6
Feb
2014

Eine Wanderung

Wie fühlt sich der Autor dieses Blogs eigentlich im Alltag? Eine Dokumentation dieser Gefühlswelt wurde mal nieder geschrieben und hier ist sie. Auch bereitet unter der Kategorie "Altes" und auch einer der wenigen früheren Texte meinerseits, die ich auch heute noch ohne Ekel lesen kann.

Eine Wanderung

Entgegen der wäldlichen Idylle der bisherigen Wanderungen fängt diese mitten in der Stadt an und findet ihr Ende auch dort.
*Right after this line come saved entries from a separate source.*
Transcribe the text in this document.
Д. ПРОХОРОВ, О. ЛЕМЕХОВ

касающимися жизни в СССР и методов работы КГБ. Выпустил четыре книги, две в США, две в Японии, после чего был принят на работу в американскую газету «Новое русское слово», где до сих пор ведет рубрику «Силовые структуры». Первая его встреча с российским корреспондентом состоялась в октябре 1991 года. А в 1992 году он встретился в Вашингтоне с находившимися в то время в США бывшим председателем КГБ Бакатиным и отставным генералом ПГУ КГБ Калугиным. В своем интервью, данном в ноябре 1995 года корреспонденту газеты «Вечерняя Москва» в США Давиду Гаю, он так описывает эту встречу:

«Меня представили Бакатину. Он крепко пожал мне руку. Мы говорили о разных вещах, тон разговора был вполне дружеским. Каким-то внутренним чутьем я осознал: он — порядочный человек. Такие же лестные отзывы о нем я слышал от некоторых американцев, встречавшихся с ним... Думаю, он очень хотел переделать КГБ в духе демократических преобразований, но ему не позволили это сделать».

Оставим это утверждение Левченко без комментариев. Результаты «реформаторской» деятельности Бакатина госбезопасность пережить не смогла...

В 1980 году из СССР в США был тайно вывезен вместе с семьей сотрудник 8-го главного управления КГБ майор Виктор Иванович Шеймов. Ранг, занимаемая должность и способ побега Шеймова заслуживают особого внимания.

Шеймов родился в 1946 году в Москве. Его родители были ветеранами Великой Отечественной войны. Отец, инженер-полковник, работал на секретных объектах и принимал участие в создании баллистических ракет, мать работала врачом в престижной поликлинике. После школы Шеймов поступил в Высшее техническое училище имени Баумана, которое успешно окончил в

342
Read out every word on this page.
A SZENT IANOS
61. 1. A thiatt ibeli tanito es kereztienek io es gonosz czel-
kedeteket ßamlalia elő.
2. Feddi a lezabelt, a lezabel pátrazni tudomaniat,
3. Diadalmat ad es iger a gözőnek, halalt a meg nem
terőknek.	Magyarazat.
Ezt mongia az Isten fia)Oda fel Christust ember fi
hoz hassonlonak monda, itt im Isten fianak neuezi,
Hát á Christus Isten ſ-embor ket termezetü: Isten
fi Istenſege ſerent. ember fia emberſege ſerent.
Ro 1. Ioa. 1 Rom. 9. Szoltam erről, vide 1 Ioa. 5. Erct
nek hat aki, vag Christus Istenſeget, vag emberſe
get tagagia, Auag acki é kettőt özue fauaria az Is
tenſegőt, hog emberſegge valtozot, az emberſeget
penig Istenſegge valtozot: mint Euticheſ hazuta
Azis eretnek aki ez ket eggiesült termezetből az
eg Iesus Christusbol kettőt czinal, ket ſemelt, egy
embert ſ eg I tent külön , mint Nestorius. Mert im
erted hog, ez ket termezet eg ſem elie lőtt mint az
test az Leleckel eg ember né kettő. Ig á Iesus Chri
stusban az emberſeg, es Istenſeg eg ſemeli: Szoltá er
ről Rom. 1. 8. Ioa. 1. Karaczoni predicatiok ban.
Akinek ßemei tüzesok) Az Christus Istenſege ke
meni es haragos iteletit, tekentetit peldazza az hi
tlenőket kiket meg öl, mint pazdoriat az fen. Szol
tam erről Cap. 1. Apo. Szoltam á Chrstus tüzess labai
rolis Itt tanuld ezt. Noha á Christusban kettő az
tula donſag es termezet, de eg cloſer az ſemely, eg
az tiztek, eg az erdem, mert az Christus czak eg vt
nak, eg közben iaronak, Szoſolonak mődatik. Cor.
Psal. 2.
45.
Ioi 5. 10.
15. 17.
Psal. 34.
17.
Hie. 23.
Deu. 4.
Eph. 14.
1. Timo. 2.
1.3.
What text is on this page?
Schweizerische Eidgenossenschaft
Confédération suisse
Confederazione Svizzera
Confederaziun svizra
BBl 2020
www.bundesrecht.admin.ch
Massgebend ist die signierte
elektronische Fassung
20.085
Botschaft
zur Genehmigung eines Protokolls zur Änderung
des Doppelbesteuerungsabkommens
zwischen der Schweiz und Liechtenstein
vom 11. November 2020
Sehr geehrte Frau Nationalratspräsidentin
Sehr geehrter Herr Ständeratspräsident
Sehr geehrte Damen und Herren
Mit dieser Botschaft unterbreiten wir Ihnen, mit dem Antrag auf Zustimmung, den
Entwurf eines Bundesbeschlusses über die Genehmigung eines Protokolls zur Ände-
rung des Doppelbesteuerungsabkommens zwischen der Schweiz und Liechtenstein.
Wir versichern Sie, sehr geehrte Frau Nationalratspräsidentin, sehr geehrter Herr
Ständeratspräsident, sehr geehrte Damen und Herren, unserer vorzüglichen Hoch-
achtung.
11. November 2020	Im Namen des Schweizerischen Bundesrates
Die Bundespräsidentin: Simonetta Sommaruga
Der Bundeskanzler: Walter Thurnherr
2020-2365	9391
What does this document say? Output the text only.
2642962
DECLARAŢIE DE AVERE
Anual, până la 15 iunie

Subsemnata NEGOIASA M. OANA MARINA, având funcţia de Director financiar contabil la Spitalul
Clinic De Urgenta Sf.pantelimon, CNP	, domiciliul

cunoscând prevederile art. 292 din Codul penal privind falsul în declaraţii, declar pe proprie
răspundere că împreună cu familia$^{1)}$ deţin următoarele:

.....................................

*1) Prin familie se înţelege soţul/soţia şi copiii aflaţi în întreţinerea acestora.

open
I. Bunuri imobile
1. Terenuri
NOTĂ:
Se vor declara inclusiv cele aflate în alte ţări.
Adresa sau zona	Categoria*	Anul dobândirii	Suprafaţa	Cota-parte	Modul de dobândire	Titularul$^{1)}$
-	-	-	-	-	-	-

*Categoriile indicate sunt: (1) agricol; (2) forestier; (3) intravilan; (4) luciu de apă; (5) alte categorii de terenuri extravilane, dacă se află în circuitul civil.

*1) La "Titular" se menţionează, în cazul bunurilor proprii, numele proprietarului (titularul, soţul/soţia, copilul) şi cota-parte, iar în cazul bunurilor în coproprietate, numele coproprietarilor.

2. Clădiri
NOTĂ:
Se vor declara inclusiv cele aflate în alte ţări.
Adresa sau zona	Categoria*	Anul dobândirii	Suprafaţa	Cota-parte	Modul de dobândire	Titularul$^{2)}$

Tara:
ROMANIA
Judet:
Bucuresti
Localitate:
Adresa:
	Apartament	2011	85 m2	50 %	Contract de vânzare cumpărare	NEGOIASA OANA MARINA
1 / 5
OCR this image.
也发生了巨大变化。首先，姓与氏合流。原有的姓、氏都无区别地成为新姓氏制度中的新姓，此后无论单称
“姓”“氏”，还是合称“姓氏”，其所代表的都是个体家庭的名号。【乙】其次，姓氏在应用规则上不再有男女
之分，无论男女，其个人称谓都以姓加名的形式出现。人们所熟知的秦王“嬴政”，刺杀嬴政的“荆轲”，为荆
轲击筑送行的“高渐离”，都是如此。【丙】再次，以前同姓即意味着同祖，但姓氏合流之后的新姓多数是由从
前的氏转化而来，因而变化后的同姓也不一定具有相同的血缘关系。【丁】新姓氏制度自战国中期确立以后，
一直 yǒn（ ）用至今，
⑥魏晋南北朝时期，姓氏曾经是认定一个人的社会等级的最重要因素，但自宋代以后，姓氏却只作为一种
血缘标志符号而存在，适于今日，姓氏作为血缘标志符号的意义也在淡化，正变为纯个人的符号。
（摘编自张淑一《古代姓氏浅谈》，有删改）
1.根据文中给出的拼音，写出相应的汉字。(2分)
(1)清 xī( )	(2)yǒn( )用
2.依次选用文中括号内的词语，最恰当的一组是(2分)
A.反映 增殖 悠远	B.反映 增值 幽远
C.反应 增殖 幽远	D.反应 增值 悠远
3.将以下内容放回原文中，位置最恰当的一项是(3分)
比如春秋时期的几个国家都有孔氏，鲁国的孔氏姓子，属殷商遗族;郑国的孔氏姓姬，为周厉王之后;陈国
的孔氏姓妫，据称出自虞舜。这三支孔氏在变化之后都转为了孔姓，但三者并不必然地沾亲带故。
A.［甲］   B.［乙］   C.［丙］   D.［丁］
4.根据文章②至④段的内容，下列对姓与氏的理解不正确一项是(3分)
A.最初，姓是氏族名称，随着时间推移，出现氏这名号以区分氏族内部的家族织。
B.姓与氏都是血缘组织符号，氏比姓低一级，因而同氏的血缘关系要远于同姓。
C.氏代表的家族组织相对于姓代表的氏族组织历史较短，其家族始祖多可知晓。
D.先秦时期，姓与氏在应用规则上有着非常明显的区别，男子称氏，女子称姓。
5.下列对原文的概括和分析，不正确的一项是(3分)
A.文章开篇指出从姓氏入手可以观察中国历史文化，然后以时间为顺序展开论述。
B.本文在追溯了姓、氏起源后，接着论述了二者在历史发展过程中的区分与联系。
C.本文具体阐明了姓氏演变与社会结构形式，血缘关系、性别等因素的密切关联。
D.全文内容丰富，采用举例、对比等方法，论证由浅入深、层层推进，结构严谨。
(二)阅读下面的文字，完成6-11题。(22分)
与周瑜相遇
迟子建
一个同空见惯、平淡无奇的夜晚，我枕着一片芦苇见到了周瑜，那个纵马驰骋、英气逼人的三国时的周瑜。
Die Eindrücke zeugen keineswegs von der Faszination über die natürlichen Geheimnisse, sondern vom städtischen Alltag in all seinem durchschaubaren Fatalismus.

Sie beginnt an Stelle X, so trivial wie all die Anlaufplätze, die man täglich so anstrebt. Die Gedanken bewegen sich im eigenen Kosmos, drehen sich um die Tagesplanung, Vergangenheit und Zukunft, Philosophie und die Musik, die man durch Kopfhörer aufnimmt. Die Aufmerksamkeit führt ins Innere, bis zu diesem Zeitpunkt.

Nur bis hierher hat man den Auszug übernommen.